Nos últimos mandatos da Casa, o sindicato tem aberto diálogo com a Mesa Diretora, presidida pelo deputado Erick Musso (PRB), que recebeu o grupo eleito em seu gabinete junto com o deputado federal Amaro Neto (PRB). “Temos boa relação com a Mesa Diretora e deputados e o apoio dos servidores, como demonstrado na eleição. Vamos em frente para preservar direitos dos servidores e fazer esse enfrentamento no Congresso Nacional”, disse Leandro, que falou em nome do presidente eleito, que teve que se ausentar da festa da vitória por conta de problemas de saúde no âmbito familiar. O lobby contra a reforma da Previdência poderia ter começado ali mesmo, já que Amaro faz parte da base de apoio do governo de Jair Bolsonaro (PSL) e ainda não se manifestou publicamente sobre sua posição.

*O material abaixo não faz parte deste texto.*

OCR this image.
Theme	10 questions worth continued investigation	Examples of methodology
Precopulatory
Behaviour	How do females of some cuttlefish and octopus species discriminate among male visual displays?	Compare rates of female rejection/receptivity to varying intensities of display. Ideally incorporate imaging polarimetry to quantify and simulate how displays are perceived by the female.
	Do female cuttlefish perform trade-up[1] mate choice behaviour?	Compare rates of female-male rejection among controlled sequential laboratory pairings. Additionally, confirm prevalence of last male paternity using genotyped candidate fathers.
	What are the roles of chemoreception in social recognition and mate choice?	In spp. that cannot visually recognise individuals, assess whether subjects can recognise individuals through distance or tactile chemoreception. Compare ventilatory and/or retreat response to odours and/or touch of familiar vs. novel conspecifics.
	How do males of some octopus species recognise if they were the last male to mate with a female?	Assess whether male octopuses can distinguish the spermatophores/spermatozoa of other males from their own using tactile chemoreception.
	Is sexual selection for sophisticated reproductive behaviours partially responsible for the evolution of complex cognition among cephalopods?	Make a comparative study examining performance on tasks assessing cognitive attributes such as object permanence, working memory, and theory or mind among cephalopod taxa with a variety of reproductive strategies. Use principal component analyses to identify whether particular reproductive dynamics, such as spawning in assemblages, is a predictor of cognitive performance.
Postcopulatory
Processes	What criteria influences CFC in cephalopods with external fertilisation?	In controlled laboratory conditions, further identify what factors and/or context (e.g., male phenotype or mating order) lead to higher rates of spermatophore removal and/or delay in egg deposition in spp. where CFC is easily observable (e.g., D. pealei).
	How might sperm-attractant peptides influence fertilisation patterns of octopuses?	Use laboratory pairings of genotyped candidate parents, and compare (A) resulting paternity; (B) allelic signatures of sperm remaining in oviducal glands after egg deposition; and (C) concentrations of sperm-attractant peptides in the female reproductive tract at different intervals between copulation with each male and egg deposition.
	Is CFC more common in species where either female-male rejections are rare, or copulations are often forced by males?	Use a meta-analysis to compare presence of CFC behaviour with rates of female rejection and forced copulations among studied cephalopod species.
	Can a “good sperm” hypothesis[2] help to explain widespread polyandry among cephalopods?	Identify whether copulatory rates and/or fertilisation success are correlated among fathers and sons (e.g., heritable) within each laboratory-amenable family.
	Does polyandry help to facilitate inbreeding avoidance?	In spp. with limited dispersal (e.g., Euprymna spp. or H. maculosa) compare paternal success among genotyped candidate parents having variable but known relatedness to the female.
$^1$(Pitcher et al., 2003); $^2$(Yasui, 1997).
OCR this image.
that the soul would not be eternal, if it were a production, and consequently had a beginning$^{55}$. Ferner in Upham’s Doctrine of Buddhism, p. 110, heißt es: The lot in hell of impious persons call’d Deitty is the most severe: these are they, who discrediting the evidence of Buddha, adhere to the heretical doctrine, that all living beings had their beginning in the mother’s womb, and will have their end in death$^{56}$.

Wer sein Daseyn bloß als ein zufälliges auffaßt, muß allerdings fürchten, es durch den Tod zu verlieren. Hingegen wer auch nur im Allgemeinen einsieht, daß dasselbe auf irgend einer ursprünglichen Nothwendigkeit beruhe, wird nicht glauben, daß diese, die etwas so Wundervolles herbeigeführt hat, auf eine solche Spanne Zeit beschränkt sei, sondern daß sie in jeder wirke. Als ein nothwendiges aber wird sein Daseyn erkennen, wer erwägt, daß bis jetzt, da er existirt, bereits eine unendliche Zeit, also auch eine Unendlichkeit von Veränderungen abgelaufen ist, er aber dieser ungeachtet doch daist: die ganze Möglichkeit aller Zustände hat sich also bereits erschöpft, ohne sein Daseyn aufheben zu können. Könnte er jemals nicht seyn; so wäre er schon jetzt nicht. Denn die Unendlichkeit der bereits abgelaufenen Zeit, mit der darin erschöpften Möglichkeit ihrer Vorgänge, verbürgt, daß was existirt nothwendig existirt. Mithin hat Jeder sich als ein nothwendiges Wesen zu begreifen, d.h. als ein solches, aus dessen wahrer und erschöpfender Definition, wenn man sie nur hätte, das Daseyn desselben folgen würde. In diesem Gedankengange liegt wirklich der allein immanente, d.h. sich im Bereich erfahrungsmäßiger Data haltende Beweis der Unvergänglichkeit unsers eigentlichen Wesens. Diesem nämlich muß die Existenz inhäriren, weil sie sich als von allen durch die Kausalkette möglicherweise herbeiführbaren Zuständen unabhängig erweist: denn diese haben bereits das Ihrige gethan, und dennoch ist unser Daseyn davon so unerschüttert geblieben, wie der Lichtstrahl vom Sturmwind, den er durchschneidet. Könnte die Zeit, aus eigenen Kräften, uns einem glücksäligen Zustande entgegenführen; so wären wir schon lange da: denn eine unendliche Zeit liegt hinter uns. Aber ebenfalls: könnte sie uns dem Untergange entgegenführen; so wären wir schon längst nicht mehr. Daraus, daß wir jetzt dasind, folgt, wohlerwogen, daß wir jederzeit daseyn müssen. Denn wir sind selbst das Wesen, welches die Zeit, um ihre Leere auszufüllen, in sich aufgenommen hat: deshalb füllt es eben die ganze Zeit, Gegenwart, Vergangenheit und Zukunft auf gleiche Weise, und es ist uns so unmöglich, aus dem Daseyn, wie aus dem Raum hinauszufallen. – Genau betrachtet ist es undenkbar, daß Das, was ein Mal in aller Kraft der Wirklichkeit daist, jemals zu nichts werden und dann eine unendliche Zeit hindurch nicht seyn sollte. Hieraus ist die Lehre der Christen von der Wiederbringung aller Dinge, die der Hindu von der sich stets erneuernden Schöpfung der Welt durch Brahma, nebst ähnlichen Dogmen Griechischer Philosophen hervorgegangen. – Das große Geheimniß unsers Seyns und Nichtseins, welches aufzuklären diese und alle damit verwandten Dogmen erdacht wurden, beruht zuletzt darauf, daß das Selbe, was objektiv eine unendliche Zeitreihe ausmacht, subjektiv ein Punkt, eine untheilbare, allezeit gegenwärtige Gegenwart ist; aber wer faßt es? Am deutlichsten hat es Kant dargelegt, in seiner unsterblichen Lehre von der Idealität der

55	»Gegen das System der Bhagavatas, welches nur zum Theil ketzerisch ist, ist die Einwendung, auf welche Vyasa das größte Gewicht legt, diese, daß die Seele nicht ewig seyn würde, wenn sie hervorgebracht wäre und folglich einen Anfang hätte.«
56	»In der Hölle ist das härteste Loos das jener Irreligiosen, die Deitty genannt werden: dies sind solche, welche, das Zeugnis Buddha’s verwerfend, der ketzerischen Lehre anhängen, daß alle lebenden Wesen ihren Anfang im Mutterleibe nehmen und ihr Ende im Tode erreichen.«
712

Lincoln Alves Miranda, vice-presidente da Fenale, acompanhou o pleito durante todo dia como observador. “Tudo ocorreu dentro da normalidade no recinto de votação, não teve nenhum incidente”. Ele aproveitou para ressaltar a importância da luta contra a reforma da Previdência. “Temos que tentar angariar voto para tentar derrubar esse projeto nefasto para os servidores, convencer deputados e senadores de que essa reforma não é boa para os trabalhadores”, destacou, enfatizando que a entidade nacional tem realizado conversas com os congressistas em Brasília.